A young boy with eyes full of wonder enters Tangle Town exclaiming, “It’s like a maze. It’s easy to get out of because you just have to move forward.”
Tangle Town, a nature installation by artist Patrick Dougherty, was constructed in May 2017 and decommissioned in September 2021. It served as a perfect play spot for children and adults alike.
When faced with the problem of not knowing Tangle Town’s pathways, instead of giving up this young boy kept moving forward. Problems have a way of becoming learning opportunities for children because they offer an invitation to move forward. What fuels this learning potential? Questions of course! Questions have the power to transform curiosity into a quest for knowledge.
During the 2017-2018 school year, in collaboration with the Brookings School District, South Dakota State University, and Children’s Museum of South Dakota, different school-aged children visited the Children’s Museum weekly in a learning lab experience to spend time wondering how they could help solve real-world problems.
The goal of this collaboration was to offer authentic experiences for students to create their own learning through inquiry and problem-solving. As an introduction to this learning approach, we asked children to share with us what they wondered and what they noticed as they spent time in our exhibit spaces.

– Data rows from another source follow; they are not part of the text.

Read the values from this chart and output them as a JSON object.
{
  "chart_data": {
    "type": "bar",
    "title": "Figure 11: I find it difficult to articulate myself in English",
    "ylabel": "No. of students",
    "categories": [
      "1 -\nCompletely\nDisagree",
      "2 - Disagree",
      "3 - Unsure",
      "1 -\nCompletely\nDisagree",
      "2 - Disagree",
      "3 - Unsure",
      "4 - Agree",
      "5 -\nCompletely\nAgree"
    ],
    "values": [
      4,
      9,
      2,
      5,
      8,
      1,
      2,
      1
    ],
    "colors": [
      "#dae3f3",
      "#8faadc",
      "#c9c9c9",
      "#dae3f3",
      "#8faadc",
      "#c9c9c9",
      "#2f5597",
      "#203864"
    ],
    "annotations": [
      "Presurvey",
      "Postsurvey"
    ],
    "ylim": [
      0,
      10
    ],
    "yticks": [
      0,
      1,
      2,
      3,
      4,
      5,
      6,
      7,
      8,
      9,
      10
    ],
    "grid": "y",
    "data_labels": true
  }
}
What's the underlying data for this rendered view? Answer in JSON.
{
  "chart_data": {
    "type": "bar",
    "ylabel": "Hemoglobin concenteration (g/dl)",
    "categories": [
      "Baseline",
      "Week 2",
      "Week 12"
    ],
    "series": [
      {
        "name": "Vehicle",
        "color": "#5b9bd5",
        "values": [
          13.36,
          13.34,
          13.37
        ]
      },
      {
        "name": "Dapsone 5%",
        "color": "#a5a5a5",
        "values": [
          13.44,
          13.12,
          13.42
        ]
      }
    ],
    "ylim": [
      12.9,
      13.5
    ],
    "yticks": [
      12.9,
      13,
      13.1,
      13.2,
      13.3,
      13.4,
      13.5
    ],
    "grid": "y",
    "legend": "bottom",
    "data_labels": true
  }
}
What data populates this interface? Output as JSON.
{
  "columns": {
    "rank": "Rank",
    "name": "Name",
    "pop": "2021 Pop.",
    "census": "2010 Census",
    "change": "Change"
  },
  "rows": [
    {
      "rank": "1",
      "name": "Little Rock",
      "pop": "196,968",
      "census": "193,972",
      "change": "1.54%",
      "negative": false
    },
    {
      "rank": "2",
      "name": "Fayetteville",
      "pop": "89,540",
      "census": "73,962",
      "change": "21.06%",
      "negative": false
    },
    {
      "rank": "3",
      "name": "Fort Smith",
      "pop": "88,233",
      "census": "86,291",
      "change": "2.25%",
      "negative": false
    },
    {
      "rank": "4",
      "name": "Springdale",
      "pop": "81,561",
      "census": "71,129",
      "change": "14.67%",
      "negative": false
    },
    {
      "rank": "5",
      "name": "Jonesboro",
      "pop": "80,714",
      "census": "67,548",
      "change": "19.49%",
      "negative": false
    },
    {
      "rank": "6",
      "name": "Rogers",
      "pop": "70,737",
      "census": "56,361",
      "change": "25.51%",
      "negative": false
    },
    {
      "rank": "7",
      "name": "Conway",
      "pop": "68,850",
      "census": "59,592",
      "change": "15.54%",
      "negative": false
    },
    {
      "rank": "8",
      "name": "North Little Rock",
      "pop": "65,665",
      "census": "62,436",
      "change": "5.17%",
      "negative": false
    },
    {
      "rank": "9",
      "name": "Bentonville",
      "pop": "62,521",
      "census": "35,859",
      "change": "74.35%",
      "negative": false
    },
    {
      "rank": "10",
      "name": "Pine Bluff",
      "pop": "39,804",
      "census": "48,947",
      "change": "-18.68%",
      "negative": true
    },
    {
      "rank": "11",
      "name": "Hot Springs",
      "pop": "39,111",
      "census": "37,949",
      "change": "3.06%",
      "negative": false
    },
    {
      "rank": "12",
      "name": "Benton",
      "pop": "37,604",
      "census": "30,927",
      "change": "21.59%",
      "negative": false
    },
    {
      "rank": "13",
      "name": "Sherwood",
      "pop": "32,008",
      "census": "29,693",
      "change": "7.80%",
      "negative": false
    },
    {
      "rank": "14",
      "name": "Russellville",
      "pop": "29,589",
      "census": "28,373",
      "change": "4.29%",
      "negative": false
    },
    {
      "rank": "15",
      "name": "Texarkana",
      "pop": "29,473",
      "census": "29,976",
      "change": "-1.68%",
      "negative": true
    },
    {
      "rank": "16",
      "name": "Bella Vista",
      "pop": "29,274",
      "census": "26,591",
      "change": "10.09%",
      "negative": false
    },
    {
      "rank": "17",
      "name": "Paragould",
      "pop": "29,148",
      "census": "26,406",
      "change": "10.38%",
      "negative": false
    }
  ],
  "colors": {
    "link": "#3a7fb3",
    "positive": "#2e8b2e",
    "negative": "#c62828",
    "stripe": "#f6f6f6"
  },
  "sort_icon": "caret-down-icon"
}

Here’s a glimpse into the thoughts of some junior kindergarteners and kindergarteners from Dakota Prairie Elementary School as they explored Tangle Town:
- Why is it called Tangle Town?
- How did they get the sticks to stay?
- How did it get twisted? Wouldn’t the sticks break?
For children, the world is full of wonderment and mystery. Around every corner, there’s something to explore and an opportunity to learn. The key to fostering these learning opportunities is to tap into the curiosity and interest of what’s being discovered.
Listen closely to what children are asking. Children’s questions share what they wonder and what they notice. When this sense of wonder is accompanied by questions, it cultivates rich learning opportunities.
Questions have a way of showing children where they need to go on their quest for knowledge. One question can have the potential for revealing multiple layers of answers, each with unique pathways for discovery. For instance, the question “How did they get the sticks to stay?” sparked the following comments:
- When you look close you can see tiny twigs.
- I think they just stabbed sticks in there and that’s how it was built.
- To build it, they probably put sticks around in the ground then stuck sticks in them and then added more and more and did it again and again until it was tight.
This brainstorm of ideas could have led the children into a process of exploring different methods in which Tangle Town may have been created. Questions have a mind-opening effect. They spark the imagination to dream up endless possibilities for solutions. When brought together and shared, they help generate a focus and the learning process moves forward.
This is reiterated in the book “A More Beautiful Question: The Power of Inquiry to Spark Breakthrough Ideas” when its author Warren Burger quotes Stuart Firestein:
“One good question can give rise to several layers of answers, can inspire decades-long searches for solutions, can generate whole new fields of inquiry, and can prompt changes in entrenched thinking. Answers, on the other hand, often end the process.”